She lay sprawled unconscious in the road, beaten and gassed by Alabama state troopers. A White officer with a billy club stood over her.
The woman was Amelia Boynton Robinson (1911-2015), and a famous photo of that shocking moment helped galvanize the civil rights movement. It was taken during the “Bloody Sunday” march at the Edmund Pettus Bridge in Selma, Alabama, on March 7, 1965.
That attack by White officers against peaceful Black demonstrators horrified the nation and led to the passage of the Voting Rights Act. It also revealed the toughness of Robinson, dubbed “the matriarch of the voting rights movement.”

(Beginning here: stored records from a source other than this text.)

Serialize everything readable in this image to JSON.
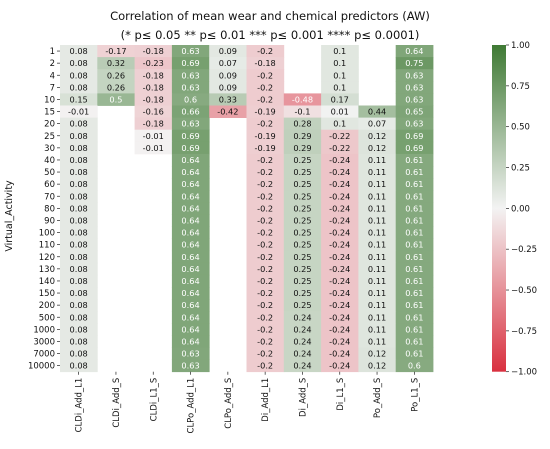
{
  "chart_data": {
    "type": "heatmap",
    "title": "Correlation of mean wear and chemical predictors (AW)",
    "subtitle": "(* p≤ 0.05 ** p≤ 0.01 *** p≤ 0.001 **** p≤ 0.0001)",
    "ylabel": "Virtual_Activity",
    "xlabel": "",
    "columns": [
      "CLDi_Add_L1",
      "CLDi_Add_S",
      "CLDi_L1_S",
      "CLPo_Add_L1",
      "CLPo_Add_S",
      "Di_Add_L1",
      "Di_Add_S",
      "Di_L1_S",
      "Po_Add_S",
      "Po_L1_S"
    ],
    "rows": [
      "1",
      "2",
      "4",
      "7",
      "10",
      "15",
      "20",
      "25",
      "30",
      "40",
      "50",
      "60",
      "70",
      "80",
      "90",
      "100",
      "110",
      "120",
      "130",
      "140",
      "150",
      "200",
      "500",
      "1000",
      "3000",
      "7000",
      "10000"
    ],
    "values": [
      [
        0.08,
        -0.17,
        -0.18,
        0.63,
        0.09,
        -0.2,
        null,
        0.1,
        null,
        0.64
      ],
      [
        0.08,
        0.32,
        -0.23,
        0.69,
        0.07,
        -0.18,
        null,
        0.1,
        null,
        0.75
      ],
      [
        0.08,
        0.26,
        -0.18,
        0.63,
        0.09,
        -0.2,
        null,
        0.1,
        null,
        0.63
      ],
      [
        0.08,
        0.26,
        -0.18,
        0.63,
        0.09,
        -0.2,
        null,
        0.1,
        null,
        0.63
      ],
      [
        0.15,
        0.5,
        -0.18,
        0.6,
        0.33,
        -0.2,
        -0.48,
        0.17,
        null,
        0.63
      ],
      [
        -0.01,
        null,
        -0.16,
        0.66,
        -0.42,
        -0.19,
        -0.1,
        0.01,
        0.44,
        0.65
      ],
      [
        0.08,
        null,
        -0.18,
        0.63,
        null,
        -0.2,
        0.28,
        0.1,
        0.07,
        0.63
      ],
      [
        0.08,
        null,
        -0.01,
        0.69,
        null,
        -0.19,
        0.29,
        -0.22,
        0.12,
        0.69
      ],
      [
        0.08,
        null,
        -0.01,
        0.69,
        null,
        -0.19,
        0.29,
        -0.22,
        0.12,
        0.69
      ],
      [
        0.08,
        null,
        null,
        0.64,
        null,
        -0.2,
        0.25,
        -0.24,
        0.11,
        0.61
      ],
      [
        0.08,
        null,
        null,
        0.64,
        null,
        -0.2,
        0.25,
        -0.24,
        0.11,
        0.61
      ],
      [
        0.08,
        null,
        null,
        0.64,
        null,
        -0.2,
        0.25,
        -0.24,
        0.11,
        0.61
      ],
      [
        0.08,
        null,
        null,
        0.64,
        null,
        -0.2,
        0.25,
        -0.24,
        0.11,
        0.61
      ],
      [
        0.08,
        null,
        null,
        0.64,
        null,
        -0.2,
        0.25,
        -0.24,
        0.11,
        0.61
      ],
      [
        0.08,
        null,
        null,
        0.64,
        null,
        -0.2,
        0.25,
        -0.24,
        0.11,
        0.61
      ],
      [
        0.08,
        null,
        null,
        0.64,
        null,
        -0.2,
        0.25,
        -0.24,
        0.11,
        0.61
      ],
      [
        0.08,
        null,
        null,
        0.64,
        null,
        -0.2,
        0.25,
        -0.24,
        0.11,
        0.61
      ],
      [
        0.08,
        null,
        null,
        0.64,
        null,
        -0.2,
        0.25,
        -0.24,
        0.11,
        0.61
      ],
      [
        0.08,
        null,
        null,
        0.64,
        null,
        -0.2,
        0.25,
        -0.24,
        0.11,
        0.61
      ],
      [
        0.08,
        null,
        null,
        0.64,
        null,
        -0.2,
        0.25,
        -0.24,
        0.11,
        0.61
      ],
      [
        0.08,
        null,
        null,
        0.64,
        null,
        -0.2,
        0.25,
        -0.24,
        0.11,
        0.61
      ],
      [
        0.08,
        null,
        null,
        0.64,
        null,
        -0.2,
        0.25,
        -0.24,
        0.11,
        0.61
      ],
      [
        0.08,
        null,
        null,
        0.64,
        null,
        -0.2,
        0.24,
        -0.24,
        0.11,
        0.61
      ],
      [
        0.08,
        null,
        null,
        0.64,
        null,
        -0.2,
        0.24,
        -0.24,
        0.11,
        0.61
      ],
      [
        0.08,
        null,
        null,
        0.64,
        null,
        -0.2,
        0.24,
        -0.24,
        0.11,
        0.61
      ],
      [
        0.08,
        null,
        null,
        0.63,
        null,
        -0.2,
        0.24,
        -0.24,
        0.12,
        0.61
      ],
      [
        0.08,
        null,
        null,
        0.63,
        null,
        -0.2,
        0.24,
        -0.24,
        0.12,
        0.6
      ]
    ],
    "colorbar": {
      "min": -1.0,
      "max": 1.0,
      "ticks": [
        "1.00",
        "0.75",
        "0.50",
        "0.25",
        "0.00",
        "−0.25",
        "−0.50",
        "−0.75",
        "−1.00"
      ],
      "tick_values": [
        1.0,
        0.75,
        0.5,
        0.25,
        0.0,
        -0.25,
        -0.5,
        -0.75,
        -1.0
      ],
      "colors": {
        "negative": "#d9303f",
        "zero": "#f3f3f3",
        "positive": "#3f7a34"
      }
    },
    "grid": false,
    "legend": "colorbar-right"
  }
}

“I wasn’t looking for notoriety,” Robinson later said. “But if that’s what it took, I didn’t care how many licks I got. It just made me even more determined to fight for our cause.”
Robinson had been fighting for Black voting rights long before Selma. As far back as the 1930s, she was registering Black voters in Alabama – a brave undertaking that could have cost Robinson her life in the Jim Crow South. In 1964, she became the first African American woman to run for Congress in Alabama.

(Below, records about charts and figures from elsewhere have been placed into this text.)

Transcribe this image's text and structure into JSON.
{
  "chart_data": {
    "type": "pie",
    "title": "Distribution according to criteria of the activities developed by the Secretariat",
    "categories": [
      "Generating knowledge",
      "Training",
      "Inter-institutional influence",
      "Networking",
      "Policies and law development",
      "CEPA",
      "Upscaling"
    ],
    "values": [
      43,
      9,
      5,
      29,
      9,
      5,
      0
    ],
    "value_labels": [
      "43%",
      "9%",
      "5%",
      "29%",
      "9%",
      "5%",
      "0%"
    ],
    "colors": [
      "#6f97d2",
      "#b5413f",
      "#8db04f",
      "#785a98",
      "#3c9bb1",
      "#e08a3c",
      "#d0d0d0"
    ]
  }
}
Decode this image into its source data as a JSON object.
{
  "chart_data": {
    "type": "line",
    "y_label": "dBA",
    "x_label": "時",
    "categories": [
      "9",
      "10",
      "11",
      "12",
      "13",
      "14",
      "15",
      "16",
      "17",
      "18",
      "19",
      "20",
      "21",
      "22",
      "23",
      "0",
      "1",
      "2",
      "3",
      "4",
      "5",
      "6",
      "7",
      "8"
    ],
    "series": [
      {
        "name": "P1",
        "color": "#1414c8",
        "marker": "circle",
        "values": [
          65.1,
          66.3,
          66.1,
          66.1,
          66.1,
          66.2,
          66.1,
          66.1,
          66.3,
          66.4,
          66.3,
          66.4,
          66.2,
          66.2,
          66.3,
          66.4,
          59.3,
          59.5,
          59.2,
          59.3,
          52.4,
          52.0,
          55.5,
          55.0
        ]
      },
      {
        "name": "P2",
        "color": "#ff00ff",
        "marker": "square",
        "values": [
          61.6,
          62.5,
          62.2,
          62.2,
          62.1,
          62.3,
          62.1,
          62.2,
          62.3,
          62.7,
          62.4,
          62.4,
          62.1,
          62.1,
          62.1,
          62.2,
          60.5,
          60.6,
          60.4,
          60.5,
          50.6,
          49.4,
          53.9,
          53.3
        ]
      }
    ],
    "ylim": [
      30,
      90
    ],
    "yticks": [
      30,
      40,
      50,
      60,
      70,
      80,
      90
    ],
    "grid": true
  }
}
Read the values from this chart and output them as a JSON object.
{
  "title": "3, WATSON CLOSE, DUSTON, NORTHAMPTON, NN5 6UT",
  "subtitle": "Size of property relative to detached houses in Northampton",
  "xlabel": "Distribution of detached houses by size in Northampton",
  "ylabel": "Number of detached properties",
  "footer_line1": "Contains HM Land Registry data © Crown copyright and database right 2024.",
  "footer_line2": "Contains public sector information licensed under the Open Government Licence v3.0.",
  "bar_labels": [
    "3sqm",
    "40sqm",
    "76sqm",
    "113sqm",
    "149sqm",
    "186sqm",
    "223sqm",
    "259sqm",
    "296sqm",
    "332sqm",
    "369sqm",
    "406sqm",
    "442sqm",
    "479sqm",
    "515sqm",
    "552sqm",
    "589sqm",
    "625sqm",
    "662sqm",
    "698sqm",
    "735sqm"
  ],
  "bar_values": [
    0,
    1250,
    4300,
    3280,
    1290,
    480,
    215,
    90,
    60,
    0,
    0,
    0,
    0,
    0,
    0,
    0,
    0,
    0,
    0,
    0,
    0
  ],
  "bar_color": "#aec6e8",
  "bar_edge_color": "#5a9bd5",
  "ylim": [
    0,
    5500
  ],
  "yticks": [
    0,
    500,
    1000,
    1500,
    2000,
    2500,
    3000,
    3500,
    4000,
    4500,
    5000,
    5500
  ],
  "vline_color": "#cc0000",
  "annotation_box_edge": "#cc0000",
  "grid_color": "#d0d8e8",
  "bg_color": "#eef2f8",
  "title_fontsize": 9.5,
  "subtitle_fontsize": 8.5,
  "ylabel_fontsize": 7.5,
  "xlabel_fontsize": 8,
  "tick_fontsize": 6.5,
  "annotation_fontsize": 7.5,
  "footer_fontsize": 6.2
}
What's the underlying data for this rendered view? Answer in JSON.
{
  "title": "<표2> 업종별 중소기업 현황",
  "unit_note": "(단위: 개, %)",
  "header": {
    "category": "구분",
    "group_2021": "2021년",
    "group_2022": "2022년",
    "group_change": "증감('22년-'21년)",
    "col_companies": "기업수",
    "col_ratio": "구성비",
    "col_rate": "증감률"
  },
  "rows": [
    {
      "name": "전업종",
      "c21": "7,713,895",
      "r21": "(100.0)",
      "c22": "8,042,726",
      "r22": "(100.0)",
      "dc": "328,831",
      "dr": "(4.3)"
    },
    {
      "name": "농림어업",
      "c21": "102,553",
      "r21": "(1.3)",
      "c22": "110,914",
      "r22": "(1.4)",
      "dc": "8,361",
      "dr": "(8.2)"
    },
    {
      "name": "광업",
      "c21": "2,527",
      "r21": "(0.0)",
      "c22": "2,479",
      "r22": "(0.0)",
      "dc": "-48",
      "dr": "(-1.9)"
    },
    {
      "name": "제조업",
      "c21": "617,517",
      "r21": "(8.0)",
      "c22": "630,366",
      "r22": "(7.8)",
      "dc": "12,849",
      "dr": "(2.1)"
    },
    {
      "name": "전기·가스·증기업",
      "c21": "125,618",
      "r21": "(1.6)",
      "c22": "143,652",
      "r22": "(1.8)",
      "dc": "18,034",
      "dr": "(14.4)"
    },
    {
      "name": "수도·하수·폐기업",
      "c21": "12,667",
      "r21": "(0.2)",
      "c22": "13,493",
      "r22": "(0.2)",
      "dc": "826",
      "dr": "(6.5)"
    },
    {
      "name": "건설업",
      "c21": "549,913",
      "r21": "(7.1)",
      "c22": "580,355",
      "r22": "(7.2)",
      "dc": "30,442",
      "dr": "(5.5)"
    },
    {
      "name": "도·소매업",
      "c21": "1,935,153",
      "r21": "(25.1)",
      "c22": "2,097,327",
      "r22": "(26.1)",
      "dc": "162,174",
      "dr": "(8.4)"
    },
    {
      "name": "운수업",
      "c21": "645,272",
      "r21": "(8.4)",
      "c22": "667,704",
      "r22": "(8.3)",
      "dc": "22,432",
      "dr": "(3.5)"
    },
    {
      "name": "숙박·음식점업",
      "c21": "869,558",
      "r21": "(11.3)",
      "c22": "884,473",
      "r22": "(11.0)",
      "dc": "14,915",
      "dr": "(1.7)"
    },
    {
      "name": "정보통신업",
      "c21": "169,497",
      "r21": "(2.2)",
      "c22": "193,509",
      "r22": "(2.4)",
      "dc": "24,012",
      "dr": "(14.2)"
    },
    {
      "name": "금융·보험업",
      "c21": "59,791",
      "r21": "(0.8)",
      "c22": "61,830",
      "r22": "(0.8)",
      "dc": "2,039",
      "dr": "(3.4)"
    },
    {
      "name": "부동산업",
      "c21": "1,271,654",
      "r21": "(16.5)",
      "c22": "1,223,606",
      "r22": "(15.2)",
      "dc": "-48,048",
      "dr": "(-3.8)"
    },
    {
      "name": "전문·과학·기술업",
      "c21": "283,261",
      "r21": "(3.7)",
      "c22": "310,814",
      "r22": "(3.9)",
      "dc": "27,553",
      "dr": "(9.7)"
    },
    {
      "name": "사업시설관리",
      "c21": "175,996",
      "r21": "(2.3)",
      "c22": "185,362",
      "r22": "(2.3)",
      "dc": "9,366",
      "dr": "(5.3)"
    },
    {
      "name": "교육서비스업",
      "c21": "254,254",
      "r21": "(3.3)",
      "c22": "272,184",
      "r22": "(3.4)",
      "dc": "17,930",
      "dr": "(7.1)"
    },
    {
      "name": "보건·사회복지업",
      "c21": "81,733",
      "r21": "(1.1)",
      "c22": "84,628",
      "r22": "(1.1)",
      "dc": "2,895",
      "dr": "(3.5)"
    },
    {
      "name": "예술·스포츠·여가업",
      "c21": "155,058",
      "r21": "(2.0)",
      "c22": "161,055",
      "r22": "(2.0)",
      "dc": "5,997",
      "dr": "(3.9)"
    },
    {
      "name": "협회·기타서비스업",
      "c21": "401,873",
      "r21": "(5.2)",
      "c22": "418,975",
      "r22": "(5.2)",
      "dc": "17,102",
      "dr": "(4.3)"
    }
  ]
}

President Obama honored her half a century later when he clutched her hand – she was frail by then, and in a wheelchair – as they crossed the Selma bridge in March 2015 to commemorate the 50th anniversary of Bloody Sunday. Robinson died five months later at age 104.
“She was as strong, as hopeful, and as indomitable of spirit — as quintessentially American — as I’m sure she was that day 50 years ago,” Obama said at her death. “To honor the legacy of an American hero like Amelia Boynton requires only that we follow her example — that all of us fight to protect everyone’s right to vote.”